Marie-Louise Eta, die mit am 7. Juli 1991 in Dresden geboren wurde und eine beeindruckende Karriere im Frauenfußball vorweisen kann, wurde als Interimslösung vorgestellt. Dies hat die Trainersuche unter den Verantwortlichen um Horst Heldt erleichtert. Doch auch wenn der Punkt nun den Klassenerhalt sichert, wartet die Trainerin weiterhin auf ihren ersten Sieg in der Bundesliga.
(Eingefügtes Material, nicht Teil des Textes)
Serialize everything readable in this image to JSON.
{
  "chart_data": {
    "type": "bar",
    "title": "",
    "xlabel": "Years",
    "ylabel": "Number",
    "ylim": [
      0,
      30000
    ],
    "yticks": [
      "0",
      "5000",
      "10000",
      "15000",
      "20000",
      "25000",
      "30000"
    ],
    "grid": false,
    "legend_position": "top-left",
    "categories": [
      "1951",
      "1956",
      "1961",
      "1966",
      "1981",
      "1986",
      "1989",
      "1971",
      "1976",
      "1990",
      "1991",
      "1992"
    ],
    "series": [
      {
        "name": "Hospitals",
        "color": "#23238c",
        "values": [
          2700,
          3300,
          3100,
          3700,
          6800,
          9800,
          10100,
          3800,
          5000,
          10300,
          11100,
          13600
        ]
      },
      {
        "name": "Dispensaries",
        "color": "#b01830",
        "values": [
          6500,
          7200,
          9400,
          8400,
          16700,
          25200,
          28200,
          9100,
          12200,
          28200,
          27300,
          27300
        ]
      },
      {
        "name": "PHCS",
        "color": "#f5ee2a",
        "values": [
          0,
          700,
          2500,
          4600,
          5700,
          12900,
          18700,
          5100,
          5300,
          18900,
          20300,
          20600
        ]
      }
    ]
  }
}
Für den Verein war der späte Ausgleich herausragend, der nicht nur den Punkt sicherte, sondern auch eine Aufholjagd symbolisierte.

Ein Team kann aufatmen

Das Unentschieden gegen Köln war nicht nur für Union Berlin von Bedeutung, sondern hatte auch Auswirkungen auf andere Mannschaften. So sicherte Urs Fischer mit seinem Team Mainz 05 den Klassenerhalt, was wiederum Union Berlin half. Ein weiteres Ergebnis, das den Relegationsdruck vom Team nahm, war das 1:1 des VfL Wolfsburg gegen den SC Freiburg. Diese Konstellation sorgt dafür, dass die Berliner mit Zuversicht in die letzten zwei Spieltage gehen können.
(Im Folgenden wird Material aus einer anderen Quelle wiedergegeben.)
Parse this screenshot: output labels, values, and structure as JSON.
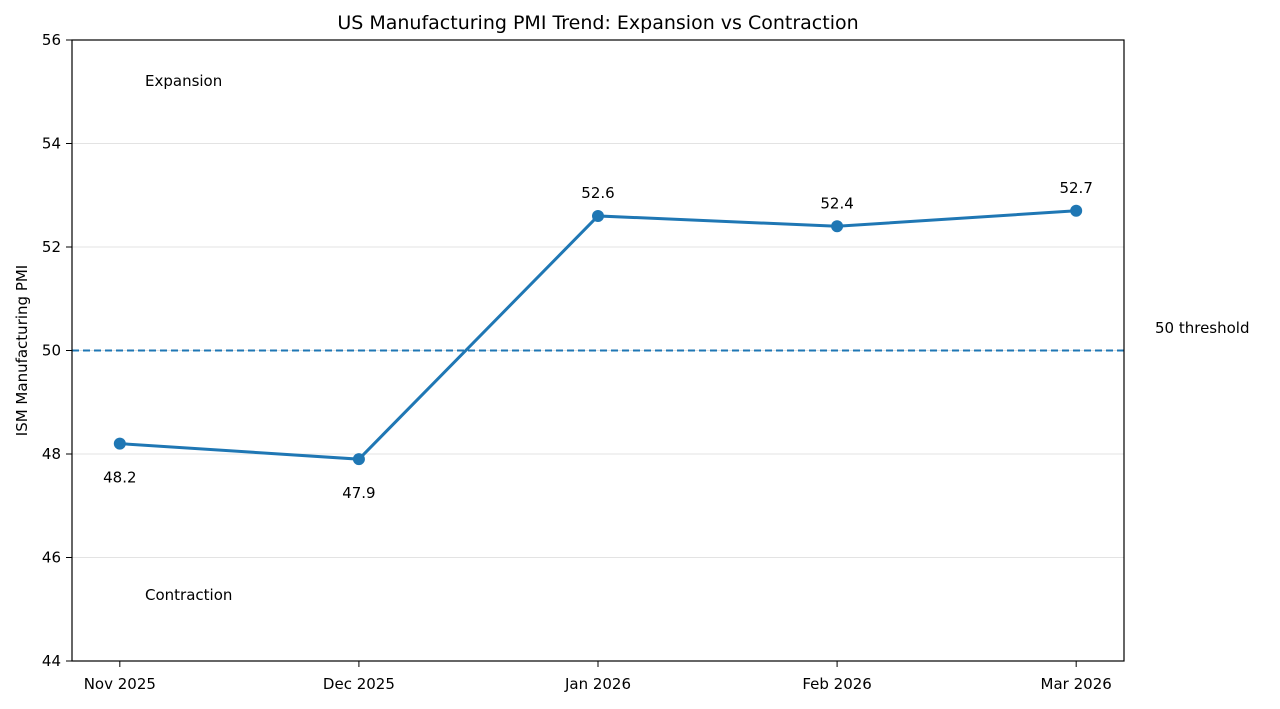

Die Sichtbarkeit und das Interesse am Frauenfußball wachsen stetig. Dies untermauert die anstehende neue Saison, in der vier Trainerinnen mit von der Partie sind: neben Marie-Louise Eta auch Ailien Poese (Union Berlin), Liese Brancao (Hamburger SV), Britta Carlson (1. FC Köln) und Friederike Kromp (Werder Bremen). Im Vergleich zur vergangenen Saison, in der lediglich eine Trainerin aktiv war, zeigt sich hier ein klarer Fortschritt.
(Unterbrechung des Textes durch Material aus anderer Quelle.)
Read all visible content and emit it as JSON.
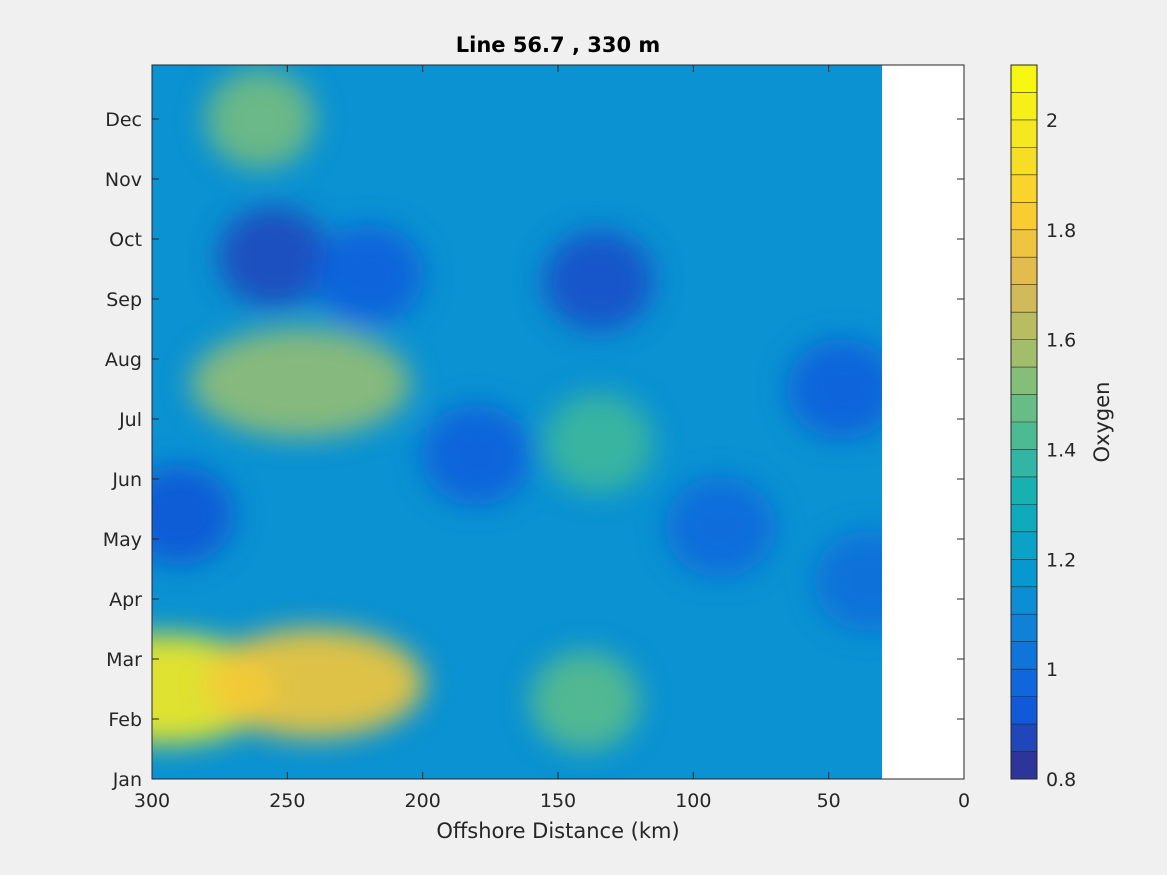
{
  "chart_data": {
    "type": "heatmap",
    "title": "Line 56.7 , 330 m",
    "xlabel": "Offshore Distance (km)",
    "ylabel": "",
    "x_reversed": true,
    "xlim": [
      0,
      300
    ],
    "x_data_extent": [
      30,
      300
    ],
    "xticks": [
      300,
      250,
      200,
      150,
      100,
      50,
      0
    ],
    "yticks": [
      "Jan",
      "Feb",
      "Mar",
      "Apr",
      "May",
      "Jun",
      "Jul",
      "Aug",
      "Sep",
      "Oct",
      "Nov",
      "Dec"
    ],
    "colorbar": {
      "label": "Oxygen",
      "range": [
        0.8,
        2.1
      ],
      "ticks": [
        0.8,
        1,
        1.2,
        1.4,
        1.6,
        1.8,
        2
      ],
      "tick_labels": [
        "0.8",
        "1",
        "1.2",
        "1.4",
        "1.6",
        "1.8",
        "2"
      ],
      "levels": 26,
      "colormap": "parula"
    },
    "features": [
      {
        "x_km": 295,
        "month": 1.5,
        "value": 2.0
      },
      {
        "x_km": 240,
        "month": 1.6,
        "value": 1.8
      },
      {
        "x_km": 255,
        "month": 8.7,
        "value": 0.88
      },
      {
        "x_km": 220,
        "month": 8.4,
        "value": 0.95
      },
      {
        "x_km": 135,
        "month": 8.3,
        "value": 0.9
      },
      {
        "x_km": 180,
        "month": 5.4,
        "value": 0.95
      },
      {
        "x_km": 290,
        "month": 4.4,
        "value": 0.92
      },
      {
        "x_km": 245,
        "month": 6.6,
        "value": 1.55
      },
      {
        "x_km": 135,
        "month": 5.6,
        "value": 1.4
      },
      {
        "x_km": 45,
        "month": 6.5,
        "value": 0.95
      },
      {
        "x_km": 90,
        "month": 4.2,
        "value": 0.98
      },
      {
        "x_km": 35,
        "month": 3.3,
        "value": 1.0
      },
      {
        "x_km": 260,
        "month": 11.0,
        "value": 1.5
      },
      {
        "x_km": 140,
        "month": 1.3,
        "value": 1.45
      }
    ]
  }
}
Ein wichtiger Schritt für die Frauen im Fußball

Trotz dieser positiven Entwicklungen gibt es noch viele Hürden zu überwinden. Die Unterrepräsentation von Frauen in Trainerpositionen ist nach wie vor ein großes Thema. Gründe hierfür sind unter anderem Zeitfaktoren, Elternzeit und hohe Kosten für Trainerlizenzen. In einer Umfrage des DFB gaben 79% der Bundesliga-Spielerinnen an, sie könnten sich eine Karriere im Fußball vorstellen, sehen aber zeitliche Schwierigkeiten. Der DFB hat mittlerweile ein „Zukunftsprojekt Frauen im Fußball“ ins Leben gerufen, um die Strukturen zu verbessern und den Frauenanteil in verantwortungsvolle Funktionen zu erhöhen.

Werbung
Hier könnte Ihr Advertorial stehen
Ein Advertorial bietet Unternehmen die Möglichkeit, ihre Botschaft direkt im redaktionellen Umfeld zu platzieren

Die Herausforderungen sind groß, doch Marie-Louise Eta ist ein Beispiel, wie sich der Wind im Frauenfußball dreht. Als erste Cheftrainerin in der Bundesligageschichte der Männer hat sie nicht nur Pionierarbeit geleistet, sondern bietet auch Inspiration für kommende Generationen. Mit einem guten Händchen und Zielstrebigkeit könnte sie den Frauenfußball in Deutschland weiter voranbringen.

Der kommende Monat verspricht bereits spannende Entwicklungen in der Bundesliga. Union Berlin zeigt, dass Fortschritt möglich ist – nun gilt es, dieses Momentum zu nutzen und weiter in die Zukunft zu investieren.